Is there a nice one-liner way of populating the vector names with Node::name for each item in nodes?

This is what I currently do:

names.reserve(nodes.size());
BOOST_FOREACH(Node node, nodes) 
{
    names.push_back(node.name);
}

I'm using C++98, std and boost.

Answer 1

This is much simpler with newer libraries (boost) and or standards (C++11), but you should be able to write a small functor:

struct ReadNodeName {
   std::string const & operator()(Node const & node) const {
      return node.name;
   }
};

And then use std::transform

std::transform(nodes.begin(), nodes.end(),
               std::back_inserter(names),
               ReadNodeName());

With boost, the functor could be just boost::bind , in C++11 you could use a lambda: [](Node const & node) { return node.name; }; [](Node const & node) { return node.name; }; , in C++14 a shorter lambda [](auto& n) { return n.name; } [](auto& n) { return n.name; } :

std::transform(nodes.begin(), nodes.end(),
               std::back_inserter(names),
               [](auto & n){return n.name;});

---

Using boost bind -- beware, untested, I don't have access to boost

std::transform(nodes.begin(), nodes.end(),
               std::back_inserter(names),
               boost::bind(&Node::name, _1));

Answer 2

Use std::transform . This takes care of the actual copying in one line.
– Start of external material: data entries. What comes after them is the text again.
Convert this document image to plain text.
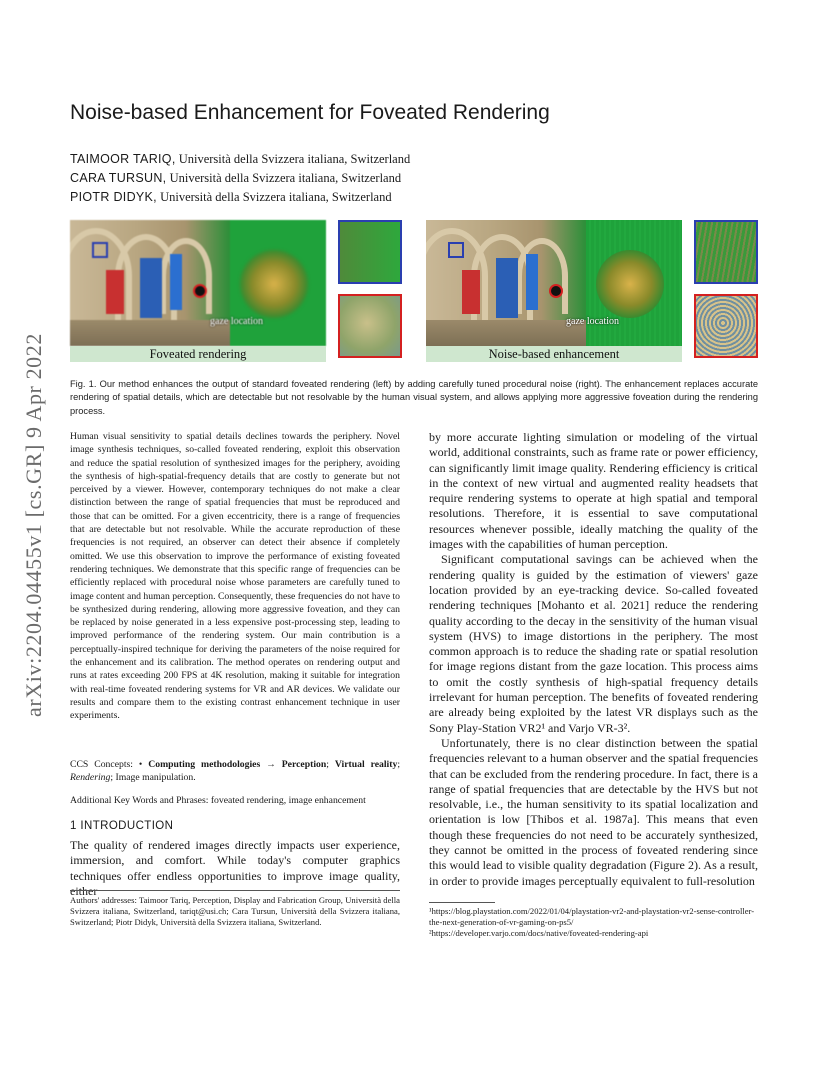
arXiv:2204.04455v1 [cs.GR] 9 Apr 2022
Noise-based Enhancement for Foveated Rendering
TAIMOOR TARIQ, Università della Svizzera italiana, Switzerland
CARA TURSUN, Università della Svizzera italiana, Switzerland
PIOTR DIDYK, Università della Svizzera italiana, Switzerland
gaze location
Foveated rendering
gaze location
Noise-based enhancement
Fig. 1. Our method enhances the output of standard foveated rendering (left) by adding carefully tuned procedural noise (right). The enhancement replaces accurate rendering of spatial details, which are detectable but not resolvable by the human visual system, and allows applying more aggressive foveation during the rendering process.
Human visual sensitivity to spatial details declines towards the periphery. Novel image synthesis techniques, so-called foveated rendering, exploit this observation and reduce the spatial resolution of synthesized images for the periphery, avoiding the synthesis of high-spatial-frequency details that are costly to generate but not perceived by a viewer. However, contemporary techniques do not make a clear distinction between the range of spatial frequencies that must be reproduced and those that can be omitted. For a given eccentricity, there is a range of frequencies that are detectable but not resolvable. While the accurate reproduction of these frequencies is not required, an observer can detect their absence if completely omitted. We use this observation to improve the performance of existing foveated rendering techniques. We demonstrate that this specific range of frequencies can be efficiently replaced with procedural noise whose parameters are carefully tuned to image content and human perception. Consequently, these frequencies do not have to be synthesized during rendering, allowing more aggressive foveation, and they can be replaced by noise generated in a less expensive post-processing step, leading to improved performance of the rendering system. Our main contribution is a perceptually-inspired technique for deriving the parameters of the noise required for the enhancement and its calibration. The method operates on rendering output and runs at rates exceeding 200 FPS at 4K resolution, making it suitable for integration with real-time foveated rendering systems for VR and AR devices. We validate our results and compare them to the existing contrast enhancement technique in user experiments.
CCS Concepts: • Computing methodologies → Perception; Virtual reality; Rendering; Image manipulation.
Additional Key Words and Phrases: foveated rendering, image enhancement
1 INTRODUCTION
The quality of rendered images directly impacts user experience, immersion, and comfort. While today's computer graphics techniques offer endless opportunities to improve image quality,
Authors' addresses: Taimoor Tariq, Perception, Display and Fabrication Group, Università della Svizzera italiana, Switzerland, tariqt@usi.ch; Cara Tursun, Università della Svizzera italiana, Switzerland; Piotr Didyk, Università della Svizzera italiana, Switzerland.

by more accurate lighting simulation or modeling of the virtual world, additional constraints, such as frame rate or power efficiency, can significantly limit image quality. Rendering efficiency is critical in the context of new virtual and augmented reality headsets that require rendering systems to operate at high spatial and temporal resolutions. Therefore, it is essential to save computational resources whenever possible, ideally matching the quality of the images with the capabilities of human perception.

Significant computational savings can be achieved when the rendering quality is guided by the estimation of viewers' gaze location provided by an eye-tracking device. So-called foveated rendering techniques [Mohanto et al. 2021] reduce the rendering quality according to the decay in the sensitivity of the human visual system (HVS) to image distortions in the periphery. The most common approach is to reduce the shading rate or spatial resolution for image regions distant from the gaze location. This process aims to omit the costly synthesis of high-spatial frequency details irrelevant for human perception. The benefits of foveated rendering are already being exploited by the latest VR displays such as the Sony Play-Station VR2¹ and Varjo VR-3².

Unfortunately, there is no clear distinction between the spatial frequencies relevant to a human observer and the spatial frequencies that can be excluded from the rendering procedure. In fact, there is a range of spatial frequencies that are detectable by the HVS but not resolvable, i.e., the human sensitivity to its spatial localization and orientation is low [Thibos et al. 1987a]. This means that even though these frequencies do not need to be accurately synthesized, they cannot be omitted in the process of foveated rendering since this would lead to visible quality degradation (Figure 2). As a result, in order to provide images perceptually equivalent to full-resolution

¹https://blog.playstation.com/2022/01/04/playstation-vr2-and-playstation-vr2-sense-controller-the-next-generation-of-vr-gaming-on-ps5/
²https://developer.varjo.com/docs/native/foveated-rendering-api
You will have to write a transformation function, though.

Answer 3

如果向Node添加getName()函数，则可以执行以下操作：

std::transform(nodes.begin(), nodes.end(), back_inserter(names), mem_fun(&Node::getName));

Answer 4

Since you mention boost, here is one liner with boost::lambda :

std::transform(nodes.begin(),nodes.end(), std::back_inserter(names), &boost::lambda::_1 ->* &Node::name );

Boost lambda cannot overload .* so first we need to get address & , and then use ->* to get reference to member.